Further inputs of energy also run into the problem of pollution. It has been recognised that beyond the problem of increasing production using up resources (in an example from last week, the fact that groundwater worldwide is becoming depleted), greater activity means more pollution (so the groundwater that remains is increasingly likely to be polluted). With fossil fuels the pollution issue was first noted as obvious air pollution in industrial areas (including smog) in the C19. As this pollution was mitigated then Sulphur dioxide and other pollutants were recognised as causing acid rain and acidification of lakes hundreds of miles away from industrial areas. As measures were put in place to mitigate these problems the global increase in atmospheric Carbon dioxide was identified as a problem, and we are still stuck on remedies for this. At each stage, dealing with the pollution becomes more difficult and more costly. Further grand schemes, for example capturing solar energy in vast solar arrays in space and beaming it as microwave radiation to the Earth’s surface, would run into the problem of waste heat directly heating the biosphere.

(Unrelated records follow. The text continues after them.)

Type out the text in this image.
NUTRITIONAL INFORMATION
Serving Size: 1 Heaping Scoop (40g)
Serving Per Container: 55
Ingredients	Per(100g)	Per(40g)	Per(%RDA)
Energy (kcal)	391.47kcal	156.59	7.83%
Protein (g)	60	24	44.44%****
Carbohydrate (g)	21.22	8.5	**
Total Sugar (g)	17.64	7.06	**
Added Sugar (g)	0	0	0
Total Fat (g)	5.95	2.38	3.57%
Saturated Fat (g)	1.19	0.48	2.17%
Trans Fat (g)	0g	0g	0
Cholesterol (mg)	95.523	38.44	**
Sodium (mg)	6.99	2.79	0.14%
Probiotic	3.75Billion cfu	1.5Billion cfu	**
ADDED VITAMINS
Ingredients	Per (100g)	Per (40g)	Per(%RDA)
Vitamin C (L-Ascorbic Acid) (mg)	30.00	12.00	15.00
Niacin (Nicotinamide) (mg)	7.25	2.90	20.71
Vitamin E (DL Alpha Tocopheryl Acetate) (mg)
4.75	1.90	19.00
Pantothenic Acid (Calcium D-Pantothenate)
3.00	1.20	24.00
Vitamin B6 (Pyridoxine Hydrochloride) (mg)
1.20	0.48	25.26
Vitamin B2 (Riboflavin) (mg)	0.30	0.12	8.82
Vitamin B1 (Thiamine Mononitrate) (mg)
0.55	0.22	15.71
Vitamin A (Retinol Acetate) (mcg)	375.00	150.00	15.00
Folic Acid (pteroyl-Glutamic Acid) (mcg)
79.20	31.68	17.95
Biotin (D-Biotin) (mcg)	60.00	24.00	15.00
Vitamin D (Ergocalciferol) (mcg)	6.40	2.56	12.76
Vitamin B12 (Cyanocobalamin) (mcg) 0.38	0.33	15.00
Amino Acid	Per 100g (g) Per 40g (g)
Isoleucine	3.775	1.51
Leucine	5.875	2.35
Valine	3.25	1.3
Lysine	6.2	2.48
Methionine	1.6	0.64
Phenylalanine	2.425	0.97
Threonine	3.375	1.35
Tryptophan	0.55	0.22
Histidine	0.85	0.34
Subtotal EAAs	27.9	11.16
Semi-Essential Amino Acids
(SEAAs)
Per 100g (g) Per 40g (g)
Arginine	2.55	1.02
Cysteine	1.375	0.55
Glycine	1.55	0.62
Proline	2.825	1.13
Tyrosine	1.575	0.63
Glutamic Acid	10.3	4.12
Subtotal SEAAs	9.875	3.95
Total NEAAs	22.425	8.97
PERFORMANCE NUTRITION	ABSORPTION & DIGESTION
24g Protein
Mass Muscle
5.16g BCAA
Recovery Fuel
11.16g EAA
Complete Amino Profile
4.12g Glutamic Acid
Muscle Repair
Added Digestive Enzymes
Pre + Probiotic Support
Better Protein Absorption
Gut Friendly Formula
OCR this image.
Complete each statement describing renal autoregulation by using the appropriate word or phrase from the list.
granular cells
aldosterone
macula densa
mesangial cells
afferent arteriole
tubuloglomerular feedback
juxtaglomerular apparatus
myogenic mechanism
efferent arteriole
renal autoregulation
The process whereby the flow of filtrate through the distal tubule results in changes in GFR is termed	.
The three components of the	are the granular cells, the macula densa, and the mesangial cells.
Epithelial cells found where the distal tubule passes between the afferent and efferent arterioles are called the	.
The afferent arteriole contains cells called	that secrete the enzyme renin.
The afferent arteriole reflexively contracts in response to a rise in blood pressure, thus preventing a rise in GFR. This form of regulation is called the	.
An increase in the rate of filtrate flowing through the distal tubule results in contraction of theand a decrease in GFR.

One paraphrase of the laws of thermodynamics is ‘there’s no such thing as a free lunch’. This is not quite true because humans have arguably had half a free lunch, the discovery of fossil fuels. This is only half a free lunch because although during the fossil fuel era just ending humanity went through an amazing period of technological advance, it also did some very dumb things like getting rid of a lot of the biodiversity of the planet, and running the life-support systems of the planet into the ground, to say nothing of starting a dangerous period of global warming.
To return to Malthusian remedies to the problem of population outstripping production: emigration is also no longer an option. Many people in less developed countries would dearly like to emigrate to developed countries, but these societies are by and large unwilling to accept them. In any case, even if large numbers of people from the developing world were allowed to settle in the developed world, this wouldn’t solve any global problems, it would simply mean that unsustainable consumer demand would accelerate.
It seems that having fewer children is the only option for facing these problems (for everyone) and that, despite the scorn of all ‘right-thinking people’, Malthus was correct after all.